Tag Archives: Powershell

Powershell – How to delete files and folders older than a date

Leave a reply

Ok. so this seems pretty simple but sometimes can be daunting figuring out how to actually delete files and folders (recursively). In the script below, all you need to do is define the variables for the directory and how old do you want to go back. Simply change the $directory and $OlderThan variables and kick the script off. Actually, I’ve got a line commented out for you to run this script in “WhatIf” mode. In WhatIf mode, the script simply tells you what it would do if you ran it. Pretty cool!

# Delete items older than a date including subfolders
$directory = 'e:\path\to\what\you\want\to\delete' 
$OlderThan = 365
# To do a Whatif: Get-ChildItem $directory | Where-Object {$_.CreationTime -le (Get-Date).AddDays(-$OlderThan)} | Foreach-Object { Remove-Item $_.FullName -Recurse -Verbose -Force -whatif}
Get-ChildItem $directory | Where-Object {$_.CreationTime -le (Get-Date).AddDays(-$OlderThan)} | Foreach-Object { Remove-Item $_.FullName -Recurse -Verbose -Force}

How To: Powershell Get Local Administrators and Active Directory Nested Groups – SOX

Leave a reply

For the past few years, I’ve been tasked with ensuring that our in-scope servers for Sarbanes-Oxley (SOX) have the correct users and groups in them. Before we would have to screen shot the members of the local admins and all the groups that are in the local admins. I decided to take the time to create a script that gets the local admins of the server and write the output to a transcript file.
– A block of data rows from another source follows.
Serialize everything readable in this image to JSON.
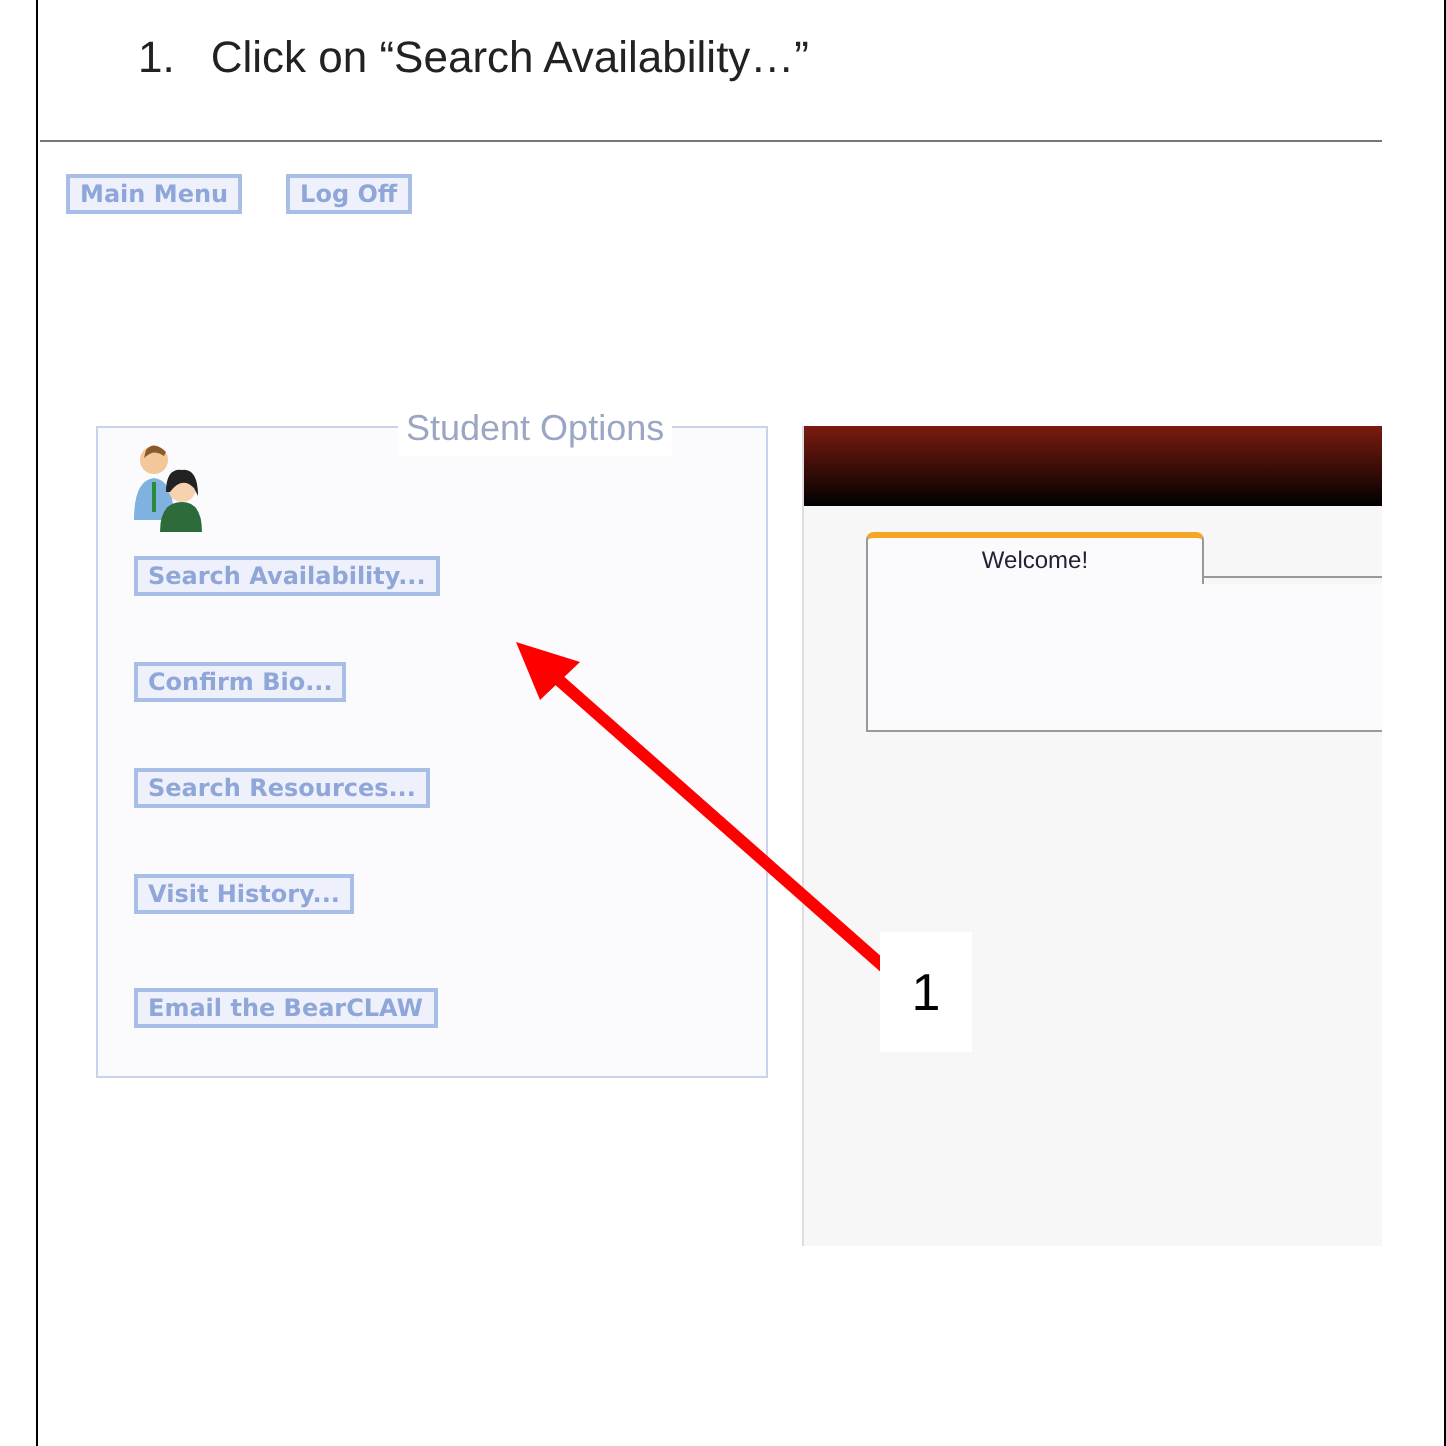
{
  "instruction": {
    "number": "1.",
    "text": "Click on “Search Availability…”"
  },
  "top_buttons": [
    {
      "label": "Main Menu"
    },
    {
      "label": "Log Off"
    }
  ],
  "student_options": {
    "legend": "Student Options",
    "buttons": [
      {
        "label": "Search Availability..."
      },
      {
        "label": "Confirm Bio..."
      },
      {
        "label": "Search Resources..."
      },
      {
        "label": "Visit History..."
      },
      {
        "label": "Email the BearCLAW"
      }
    ]
  },
  "tabs": [
    {
      "label": "Welcome!",
      "selected": true
    }
  ],
  "callout": {
    "label": "1"
  }
}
Script to get Server Local Administrators:

I named the script Get-ServerLocalAdministrators:

Get-ServerLocalAdministrators.ps1 -domain domain -computername computername

The steps the PowerShell script goes through are:

  • Get domain and server
  • Import PowerShell Modules
  • Get Date and Time
  • Get the working directory
  • Convert the domain and computername to upper and lower for pattern matches
  • Start the transcript in the current directory and use some variables for naming the transcript
  • Get the server’s local administrators object using Get-WmiObject and a where cause for the group component
  • Get the members of the local admins and determine if it’s a user or group.
  • If user, put it in the transcript and tag the user as uer
  • If Group, put the group in a variable to loop through later
  • In the transcript, I’m doing a Write-Host to tag each group. If the group has a sub group, (nested group), then put that in another variable to loop through that as well

Since we have Group Memebers that are cross domain, I had to include the -Server paramater get the object’s distinguished Name and use that for -Server.
The only line you have to change in this script (because I was lazy) is to change line 32 to your domain. So, if your server FQDN is server.subdomain.domain.com you would call this “Domain.com” if it was simply “server.domain.com” then you would call this “com”.

[CmdletBinding()]
Param(
    [Parameter(Mandatory=$True,Position=1)]
        [string]$domain,
    [Parameter(Mandatory=$True,Position=2)]
        [string]$computername
    )

# Importing Modules
if (! @(get-module -name ActiveDirectory).count) 
{
	import-module ActiveDirectory
}

if (! @(get-module -name Microsoft.Powershell.Host).count) 
{
	import-module Microsoft.Powershell.Host
}

if (! @(get-module -name Microsoft.WSMan.Management).count) 
{
	import-module Microsoft.WSMan.Management
}

# Variables
$TimeStamp = get-date -Format yyyyMMddHHmmss
$workingDirectory = (Resolve-Path .\).Path
$ComputerNameLower = $computername.ToLower()
$DomainLower = $domain.ToLower()
$ComputerNameUpper = $computername.ToUpper()
$DomainUpper = $domain.ToUpper()
$parentDomain = "domain.com"
[string]$strcomputer = $computername

Start-Transcript -Path $workingDirectory\AREA6_$DomainUpper.$ComputerNameUpper.$TimeStamp.txt -force

# Getting the Local Admins Group
$admins = Get-WmiObject win32_groupuser –computer "$computername.$domain.$parentDomain"
$admins = $admins | where {$_.groupcomponent –like '*"Administrators"'} 
[array]$DomainGroups = @()
[array]$IsGroup = @()

Write-Host "----------------------------------------------------------------"
Write-Host $computername "Local Administrators"
Write-Host "----------------------------------------------------------------"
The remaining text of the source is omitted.